Free lächelte, als er in das langweilige Sandwich biss, das in zwei Tagen abgelaufen wäre. Nicht vieles konnte ihm die gute Laune verderben. Nur Tech wusste, wie sehr er sich in den riesigen Captain verguckt hatte. Jedes Mal, wenn Free daran dachte, wie Hart ihm auf der Junggesellenparty von God and Day gegen diesen unheimlichen Cop Vasquez beigestanden hatte, bekam er Herzklopfen. Er hatte ihn sogar sicher nach Hause begleitet. Dann hatte sich Hart in den ersten Wochen seiner Arbeit in der Abteilung echt Mühe gegeben, nach ihm zu schauen, um sicherzugehen, dass er sich eingewöhnt hatte und ihm niemand mehr Ärger machte. Er war so fürsorglich und rücksichtsvoll zu ihm gewesen. Aber es war alles so verdammt verwirrend und noch dazu ärgerlich, weil es hieß, Hart wäre hetero. Nun, das wollte er ein für alle Mal herausfinden.

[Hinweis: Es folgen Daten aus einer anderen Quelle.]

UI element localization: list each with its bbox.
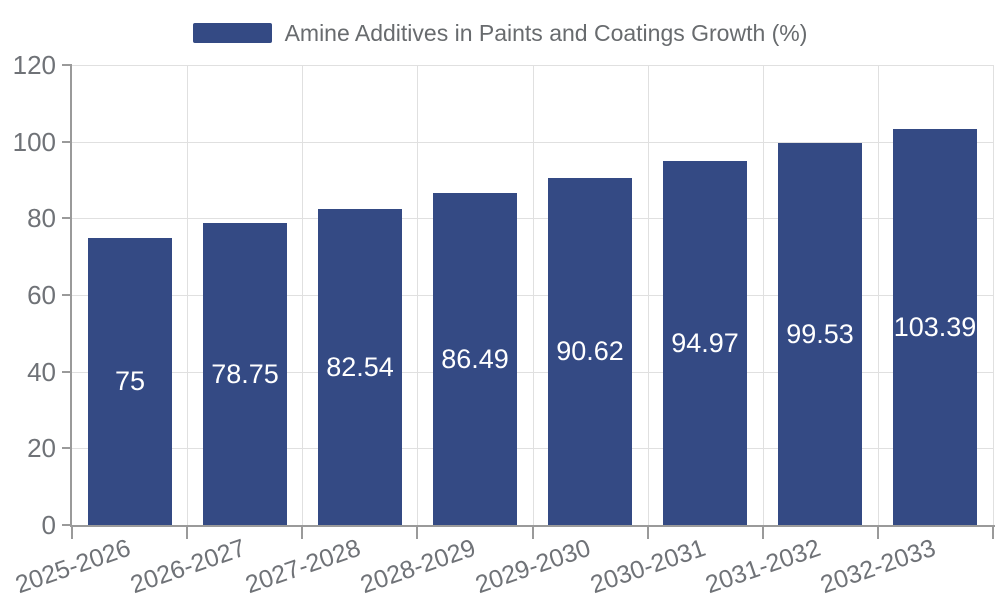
x-axis-tick bbox=[762, 525, 764, 539]
y-axis-tick bbox=[62, 294, 72, 296]
gridline-horizontal bbox=[72, 142, 993, 143]
x-axis-tick bbox=[71, 525, 73, 539]
bar[interactable] bbox=[88, 238, 172, 526]
bar-value-label: 103.39 bbox=[893, 312, 977, 342]
gridline-horizontal bbox=[72, 372, 993, 373]
x-axis-line bbox=[70, 525, 995, 527]
gridline-vertical bbox=[417, 65, 418, 525]
y-axis-tick bbox=[62, 371, 72, 373]
gridline-horizontal bbox=[72, 448, 993, 449]
x-axis-tick bbox=[532, 525, 534, 539]
y-axis-tick bbox=[62, 141, 72, 143]
gridline-vertical bbox=[878, 65, 879, 525]
y-axis-tick bbox=[62, 64, 72, 66]
x-tick-label: 2025-2026 bbox=[12, 533, 135, 600]
y-axis-line bbox=[70, 65, 72, 527]
y-tick-label: 40 bbox=[27, 357, 56, 387]
bar-value-label: 75 bbox=[114, 366, 146, 396]
y-tick-label: 60 bbox=[27, 280, 56, 310]
x-axis-tick bbox=[301, 525, 303, 539]
bar-value-label: 82.54 bbox=[326, 352, 394, 382]
x-tick-label: 2029-2030 bbox=[472, 533, 595, 600]
y-axis-tick bbox=[62, 447, 72, 449]
gridline-vertical bbox=[648, 65, 649, 525]
y-tick-label: 20 bbox=[27, 433, 56, 463]
x-axis-tick bbox=[647, 525, 649, 539]
gridline-vertical bbox=[533, 65, 534, 525]
bar[interactable] bbox=[663, 161, 747, 525]
gridline-horizontal bbox=[72, 295, 993, 296]
bar-value-label: 78.75 bbox=[211, 359, 279, 389]
y-axis-tick bbox=[62, 217, 72, 219]
x-tick-label: 2027-2028 bbox=[242, 533, 365, 600]
x-axis-tick bbox=[877, 525, 879, 539]
y-tick-label: 0 bbox=[41, 510, 56, 540]
bar-value-label: 86.49 bbox=[441, 344, 509, 374]
legend-item[interactable]: Amine Additives in Paints and Coatings G… bbox=[0, 18, 1000, 48]
legend-label: Amine Additives in Paints and Coatings G… bbox=[284, 19, 808, 46]
bar-value-label: 99.53 bbox=[786, 319, 854, 349]
gridline-vertical bbox=[993, 65, 994, 525]
x-axis-tick bbox=[186, 525, 188, 539]
gridline-horizontal bbox=[72, 65, 993, 66]
bar[interactable] bbox=[778, 143, 862, 525]
legend-swatch[interactable] bbox=[192, 23, 272, 43]
gridline-horizontal bbox=[72, 218, 993, 219]
gridline-vertical bbox=[302, 65, 303, 525]
bar-value-label: 90.62 bbox=[556, 336, 624, 366]
bar[interactable] bbox=[433, 193, 517, 525]
x-tick-label: 2032-2033 bbox=[817, 533, 940, 600]
x-tick-label: 2030-2031 bbox=[587, 533, 710, 600]
gridline-vertical bbox=[187, 65, 188, 525]
bar[interactable] bbox=[203, 223, 287, 525]
y-axis-tick bbox=[62, 524, 72, 526]
x-tick-label: 2028-2029 bbox=[357, 533, 480, 600]
x-tick-label: 2031-2032 bbox=[702, 533, 825, 600]
bar[interactable] bbox=[893, 129, 977, 525]
x-tick-label: 2026-2027 bbox=[127, 533, 250, 600]
x-axis-tick bbox=[992, 525, 994, 539]
bar[interactable] bbox=[548, 178, 632, 525]
gridline-vertical bbox=[763, 65, 764, 525]
y-tick-label: 80 bbox=[27, 203, 56, 233]
x-axis-tick bbox=[416, 525, 418, 539]
y-tick-label: 100 bbox=[12, 127, 56, 157]
bar[interactable] bbox=[318, 209, 402, 525]
bar-value-label: 94.97 bbox=[671, 328, 739, 358]
y-tick-label: 120 bbox=[12, 50, 56, 80]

»Hey«, sagte Syn und lenkte Free von seinen Gedanken ab.

»Was gibt es, Sergeant?«, wollte Free mit einem Bissen Sandwich im Mund wissen.

»Nichts Besonderes. Ronowski und Michaels sind für ihre Schicht da. Es wird eine lange Nacht werden, also werde ich mich auf den Weg machen. Du kannst gehen. Wir haben heute sonst nichts vor«, sagte Syn, lehnte sich gegen den Tresen und trank aus einer Flasche Wasser.

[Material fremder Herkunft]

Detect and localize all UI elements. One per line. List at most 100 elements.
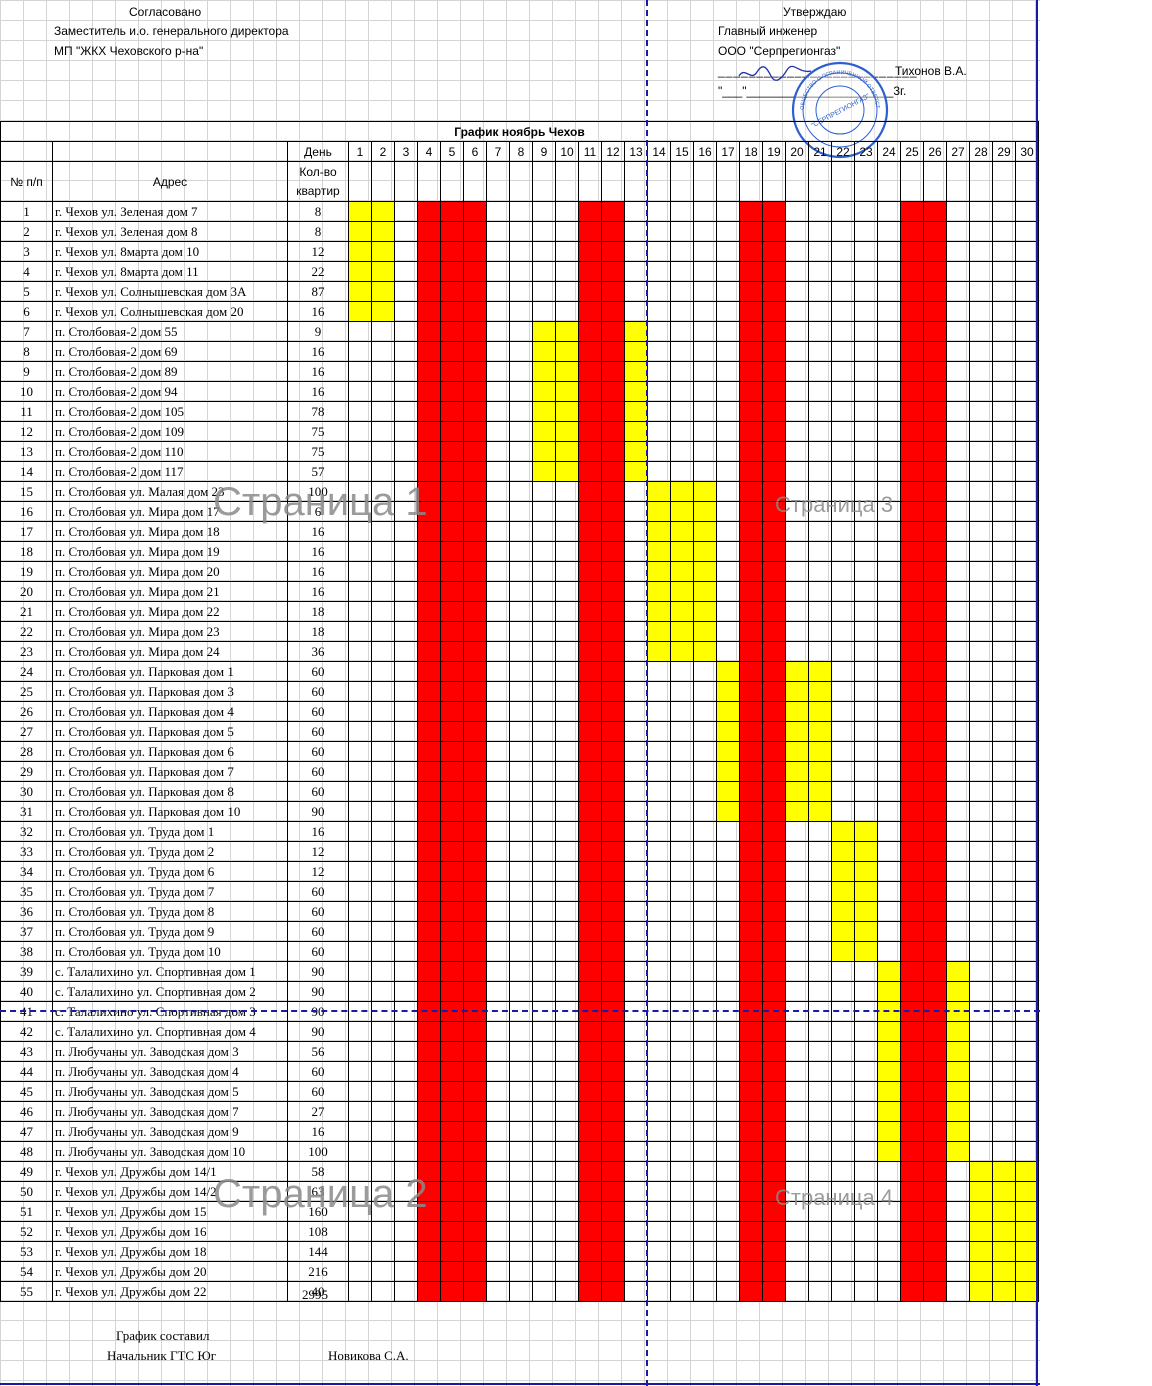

»Sind die Lieutenants weg?«

»Ja. God hat auf Hart gewartet, aber sein Team verlässt St. George erst in ein paar Stunden, also werden sie nicht vor morgen früh ankommen.«

Verdammt.

Free hatte Hart heute wirklich sehen wollen. Seine gute Laune verflüchtigte sich schnell und sein Sandwich kam ihm nun wie Dosenfleisch auf trockenem Toast vor. Free zerknüllte die letzten Bissen in der Plastikverpackung und warf sie in den Mülleimer.

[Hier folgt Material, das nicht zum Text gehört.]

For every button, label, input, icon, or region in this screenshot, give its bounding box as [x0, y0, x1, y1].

»Entspann dich. Er wird morgen früh wieder hier sein.« Syn kicherte, als er den Raum verließ.

Free fuhr sich übers Gesicht und rutschte noch tiefer in den harten Plastikstuhl. Er konnte niemanden täuschen.

Kapitel 2

Hart

Hart stand am Heck des Wagens und blickte auf die zierliche Frau hinunter, für deren Sicherheit er seit 16 Tagen verantwortlich war. Sie legte ihre zitternde Hand auf seinen Bizeps und lehnte sich näher an ihn heran. Er spürte, wie die Augen seines Teams auf ihn gerichtet waren, als die Frau vor zehn voll ausgerüsteten SWAT-Beamten, einer Reihe Polizisten aus St. George und mehreren FBI-Agenten emotional wurde. Sie ignorierte sie alle und konzentrierte sich auf ihn. In den letzten acht Monaten war es Teil ihres Lebens gewesen, von Uniformierten umgeben zu sein, während der Staat einen Prozess gegen eine gewalttätige Bande geführt hatte. Gestern war der letzte Tag des Verfahrens gewesen; es war zu Ende. Maryanne streckte sich so weit wie möglich nach oben und versuchte, ihre Hände auf seine Schultern zu legen.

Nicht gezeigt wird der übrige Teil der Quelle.